We had a beautiful snow this week, and I took tons of pictures. I’m sure many others did as well.
I didn’t see the forecast in time to write about it, so I’ll give some pointers about how to photograph snow next time.
• Snow is white, but your camera doesn’t know that. Its meter will try to find the correct exposure for the whole scene and ends up making snow kind of grey. Solution? Use exposure compensation ... that little +/- on your camera ... to tell it to make things brighter. It’s a delicate balance, but you can finesse it with a little practice to find just the right balance between grey snow and completely washed-out snow.
• Speaking of grey snow, most cameras tend to make snow kind of bluish. Solution? Set your white balance to cloudy or even shady. One reason snow tends to turn blue in pictures is that it is often illuminated by blue sky, which brings us to ...
• Snow is beautiful any time, but it takes on added spark when the sun comes out. For years I snow skied in New Mexico, where it is sunny most of the time, and the slopes were absolutely gorgeous, gleaming in the high country sunshine. This, too, requires some finesse, mainly because if the sun is in your frame, your camera tends to make the image too dark. Exposure compensation to the rescue.

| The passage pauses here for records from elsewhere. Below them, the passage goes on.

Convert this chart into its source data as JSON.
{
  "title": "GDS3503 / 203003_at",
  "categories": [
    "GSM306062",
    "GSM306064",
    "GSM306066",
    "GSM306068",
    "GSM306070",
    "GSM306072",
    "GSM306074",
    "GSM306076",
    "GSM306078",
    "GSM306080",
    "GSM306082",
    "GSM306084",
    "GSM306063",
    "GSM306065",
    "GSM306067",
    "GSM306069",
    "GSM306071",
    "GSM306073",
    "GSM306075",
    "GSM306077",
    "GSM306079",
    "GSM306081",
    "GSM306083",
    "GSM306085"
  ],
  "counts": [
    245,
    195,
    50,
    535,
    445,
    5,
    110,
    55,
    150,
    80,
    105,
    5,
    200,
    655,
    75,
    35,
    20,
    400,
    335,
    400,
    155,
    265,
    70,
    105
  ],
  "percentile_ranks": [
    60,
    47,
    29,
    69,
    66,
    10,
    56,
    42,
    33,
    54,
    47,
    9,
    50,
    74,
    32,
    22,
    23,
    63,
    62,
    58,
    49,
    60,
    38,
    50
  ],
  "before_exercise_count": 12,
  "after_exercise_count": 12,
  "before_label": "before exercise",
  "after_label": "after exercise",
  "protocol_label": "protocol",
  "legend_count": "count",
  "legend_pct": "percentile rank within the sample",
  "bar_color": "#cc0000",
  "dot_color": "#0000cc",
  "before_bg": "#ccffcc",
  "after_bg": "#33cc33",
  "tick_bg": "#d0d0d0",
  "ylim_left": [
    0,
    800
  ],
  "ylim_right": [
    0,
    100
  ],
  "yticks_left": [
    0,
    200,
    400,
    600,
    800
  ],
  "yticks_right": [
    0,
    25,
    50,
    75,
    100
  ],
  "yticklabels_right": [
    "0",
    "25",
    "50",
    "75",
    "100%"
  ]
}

• Sunshine in blue sky has long been a powerful tool in my toolbox. There’s a little trick that can make it easier to get the sun in a frame without overpowering the image with it: Duck behind a tree branch between you and the sun, compose your image and set your exposure, then move slightly to get the sun to peek out from behind the branch.
• The sun will look prettier if you can create “sunstars,” spikes of light coming from bright points of light like the sun. Some lenses make great sunstars, while others don’t make sunstars at all. Smartphone cameras usually don’t. One trick to get good sunstars is to use very small apertures. The formula for sunstars is: If your lens has an even number of aperture blades, it will make that many sunstar spikes, while if your lens has an odd number of aperture blades, it will make twice as many sunstar spikes. A six-bladed aperture, for example, makes six-pointed sunstars, while a seven-bladed aperture makes 14-point sunstars.
• Snow is brighter than you realize, even when it’s cloudy. I made the mistake of walking our wolfhound Wednesday without sunglasses, because it was cloudy. When I came inside, all I could see was purple haze, literally. I was temporarily, partially snow blind. It cleared in a few minutes, but I was aggravated with myself for not remembering to wear sunglasses, which I have done for decades in the snow.
Stay warm, have fun and make great snow pictures.